I am, I believe, a tolerant man and as a man of the cloth, it is well that I should be. However I saw something last week in your Benthic Times which created a profound sense of unease within my breast and which forced me to write to you.
My young nephew Silas has of late been staying at the vicarage whilst his mother recovers from a bout of bilious ague. He is, like many young men, impressionable and given to romantic notion, although he is a good sort, dedicating a part of each day helping out at Mrs Ginnidraws School for Fallen Ladies. Of an evening he will often be seen, though, reading the sort of sensational literature that your magazine also contains. I happened to glance last week and saw something so mortifying that I was forced to extract the magazine from his hand. For there, in plain view, was a plant being presented as Aconite which was clearly another species. I could not allow him to be exposed to such shoddy botany. It seemed as if the creator of the image had looked in their locale for a plant that was similar and attempted to pass off a clear example of Gluteus Maximus – or Ruddy Whackweed – as Aconite.
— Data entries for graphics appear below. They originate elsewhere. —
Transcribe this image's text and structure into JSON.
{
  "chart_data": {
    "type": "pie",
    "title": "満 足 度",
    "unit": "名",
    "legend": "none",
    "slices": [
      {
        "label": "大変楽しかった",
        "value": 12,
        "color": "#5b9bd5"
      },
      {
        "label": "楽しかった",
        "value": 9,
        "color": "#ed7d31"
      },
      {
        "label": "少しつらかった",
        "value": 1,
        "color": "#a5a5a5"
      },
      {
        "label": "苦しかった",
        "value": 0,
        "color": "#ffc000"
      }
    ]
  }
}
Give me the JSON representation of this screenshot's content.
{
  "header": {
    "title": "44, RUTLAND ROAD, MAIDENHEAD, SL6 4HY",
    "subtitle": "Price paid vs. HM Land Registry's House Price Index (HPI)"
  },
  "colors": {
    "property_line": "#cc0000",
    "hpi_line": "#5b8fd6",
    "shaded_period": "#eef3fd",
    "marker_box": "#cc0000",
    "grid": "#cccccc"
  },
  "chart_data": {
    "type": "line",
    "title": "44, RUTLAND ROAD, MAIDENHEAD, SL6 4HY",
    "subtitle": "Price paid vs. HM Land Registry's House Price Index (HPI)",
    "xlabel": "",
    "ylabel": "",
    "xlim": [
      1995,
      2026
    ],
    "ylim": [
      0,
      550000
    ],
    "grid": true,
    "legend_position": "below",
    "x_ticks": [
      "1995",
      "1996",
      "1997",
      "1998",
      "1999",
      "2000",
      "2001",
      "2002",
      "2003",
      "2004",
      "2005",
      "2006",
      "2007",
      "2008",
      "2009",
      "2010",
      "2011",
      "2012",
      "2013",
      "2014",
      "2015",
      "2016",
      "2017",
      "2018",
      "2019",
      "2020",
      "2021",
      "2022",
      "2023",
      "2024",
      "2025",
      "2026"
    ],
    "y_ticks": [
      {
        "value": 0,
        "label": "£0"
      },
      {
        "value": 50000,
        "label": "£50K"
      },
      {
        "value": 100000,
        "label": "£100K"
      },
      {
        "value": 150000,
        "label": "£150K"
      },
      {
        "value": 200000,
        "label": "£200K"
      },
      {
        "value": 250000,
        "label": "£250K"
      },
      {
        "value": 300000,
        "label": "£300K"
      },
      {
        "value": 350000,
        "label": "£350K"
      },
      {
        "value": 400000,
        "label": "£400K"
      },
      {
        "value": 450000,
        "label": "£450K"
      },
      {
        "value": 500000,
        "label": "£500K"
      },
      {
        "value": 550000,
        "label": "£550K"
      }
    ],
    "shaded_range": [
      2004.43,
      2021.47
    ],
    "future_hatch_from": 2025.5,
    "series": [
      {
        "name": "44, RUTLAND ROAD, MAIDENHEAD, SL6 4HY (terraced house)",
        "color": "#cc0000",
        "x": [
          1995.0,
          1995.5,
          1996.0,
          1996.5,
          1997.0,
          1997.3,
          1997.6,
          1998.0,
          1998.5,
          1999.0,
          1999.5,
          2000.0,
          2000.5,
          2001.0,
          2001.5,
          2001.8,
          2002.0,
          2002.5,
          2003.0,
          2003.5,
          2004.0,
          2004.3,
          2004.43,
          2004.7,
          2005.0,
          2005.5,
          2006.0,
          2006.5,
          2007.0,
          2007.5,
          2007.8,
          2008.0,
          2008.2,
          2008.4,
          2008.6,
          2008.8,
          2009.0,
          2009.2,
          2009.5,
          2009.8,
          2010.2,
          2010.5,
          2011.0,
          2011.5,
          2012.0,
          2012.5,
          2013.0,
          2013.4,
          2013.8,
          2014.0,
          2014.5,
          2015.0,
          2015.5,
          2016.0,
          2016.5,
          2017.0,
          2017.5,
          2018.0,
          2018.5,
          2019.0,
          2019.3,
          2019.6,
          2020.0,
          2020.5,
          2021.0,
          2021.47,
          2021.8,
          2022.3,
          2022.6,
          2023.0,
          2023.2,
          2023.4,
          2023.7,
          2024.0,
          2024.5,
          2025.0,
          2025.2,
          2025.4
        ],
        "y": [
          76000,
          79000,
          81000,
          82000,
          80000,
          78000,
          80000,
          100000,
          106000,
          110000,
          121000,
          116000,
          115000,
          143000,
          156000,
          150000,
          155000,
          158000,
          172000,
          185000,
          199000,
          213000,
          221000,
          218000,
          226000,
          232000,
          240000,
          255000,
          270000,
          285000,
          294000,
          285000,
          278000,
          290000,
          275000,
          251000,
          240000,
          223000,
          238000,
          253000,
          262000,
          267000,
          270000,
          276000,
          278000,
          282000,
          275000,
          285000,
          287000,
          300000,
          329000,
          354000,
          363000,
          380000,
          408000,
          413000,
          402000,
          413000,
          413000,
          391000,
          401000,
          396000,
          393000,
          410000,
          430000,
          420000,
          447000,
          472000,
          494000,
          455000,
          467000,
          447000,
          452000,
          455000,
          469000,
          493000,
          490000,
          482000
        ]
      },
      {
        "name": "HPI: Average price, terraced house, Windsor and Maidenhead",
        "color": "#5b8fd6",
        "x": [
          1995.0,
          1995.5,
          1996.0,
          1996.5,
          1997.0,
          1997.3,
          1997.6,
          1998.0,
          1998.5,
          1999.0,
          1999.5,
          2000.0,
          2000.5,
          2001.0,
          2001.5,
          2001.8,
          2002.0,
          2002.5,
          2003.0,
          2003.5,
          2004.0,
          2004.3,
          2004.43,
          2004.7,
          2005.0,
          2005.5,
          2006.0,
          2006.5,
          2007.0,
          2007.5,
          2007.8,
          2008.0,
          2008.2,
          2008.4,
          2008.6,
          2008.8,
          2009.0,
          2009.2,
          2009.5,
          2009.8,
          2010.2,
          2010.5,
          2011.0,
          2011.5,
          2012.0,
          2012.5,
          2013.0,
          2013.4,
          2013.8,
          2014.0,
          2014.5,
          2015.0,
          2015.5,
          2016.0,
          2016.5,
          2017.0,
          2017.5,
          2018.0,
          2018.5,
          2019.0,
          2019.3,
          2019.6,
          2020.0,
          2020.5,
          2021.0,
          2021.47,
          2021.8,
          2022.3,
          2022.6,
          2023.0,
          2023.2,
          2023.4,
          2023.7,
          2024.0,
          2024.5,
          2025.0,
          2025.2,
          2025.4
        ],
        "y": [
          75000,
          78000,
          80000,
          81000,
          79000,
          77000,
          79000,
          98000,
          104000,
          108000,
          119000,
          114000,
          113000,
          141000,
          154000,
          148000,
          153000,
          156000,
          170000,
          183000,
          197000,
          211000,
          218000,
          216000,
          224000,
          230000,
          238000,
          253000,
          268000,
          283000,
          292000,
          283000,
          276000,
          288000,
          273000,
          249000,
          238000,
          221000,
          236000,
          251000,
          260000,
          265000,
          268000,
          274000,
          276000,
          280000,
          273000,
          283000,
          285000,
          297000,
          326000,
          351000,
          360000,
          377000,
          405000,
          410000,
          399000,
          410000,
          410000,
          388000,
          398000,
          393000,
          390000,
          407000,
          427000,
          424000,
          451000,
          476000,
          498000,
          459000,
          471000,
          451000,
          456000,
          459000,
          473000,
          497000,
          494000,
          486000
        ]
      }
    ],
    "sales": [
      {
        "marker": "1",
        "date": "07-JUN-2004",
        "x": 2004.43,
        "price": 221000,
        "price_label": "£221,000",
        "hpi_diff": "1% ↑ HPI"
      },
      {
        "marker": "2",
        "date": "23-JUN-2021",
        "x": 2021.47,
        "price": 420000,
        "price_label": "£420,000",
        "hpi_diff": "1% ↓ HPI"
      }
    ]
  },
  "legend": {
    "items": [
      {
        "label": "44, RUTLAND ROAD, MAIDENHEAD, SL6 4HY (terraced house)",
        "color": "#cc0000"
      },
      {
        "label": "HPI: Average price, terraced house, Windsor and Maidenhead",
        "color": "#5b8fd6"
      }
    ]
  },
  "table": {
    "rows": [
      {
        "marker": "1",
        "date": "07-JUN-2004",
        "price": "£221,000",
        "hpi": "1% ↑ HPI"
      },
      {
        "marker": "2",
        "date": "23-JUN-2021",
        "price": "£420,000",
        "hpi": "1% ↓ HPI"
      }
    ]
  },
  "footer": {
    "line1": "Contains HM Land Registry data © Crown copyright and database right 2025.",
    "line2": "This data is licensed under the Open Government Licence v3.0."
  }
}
As a keen yet amateur botanist I recognised not only the plant, but also the locale it must have come from. You see, Ruddy Whackweed is not to be found in Cornwall or even the British Isles, but is a native of Greece. I recognised it from my walking tour of the Dodecanese last spring. Well sir, madam, I present below some of my botanical notes to educate you in the hope that you don’t find yourself using the wrong species again.
This species is Flora Extraterrestralis or Mouldy Goat Hair. It can be used to prepare a poultice for foxy.
This is Stella Inconsequentia known as Sticky Chive or Stinky Chive. It is used primarily in salads and is believed by primitive peoples to ward off people with a squint.
This is known as Stultus Flos or Exploding Jenny. It is poisonous to rodents between 1 and 1 half and 2 inches long.
This plant is Pigor Scriptor or Incompetent Orchid. It has no known use.
This is Disculpi Tardi or Scrote Violet. It is a powerful sedative or stimulant depending on wind direction.
I trust this little guide to the fauna of the Greek Isles will prevent a similar instance of botanic mislabelling.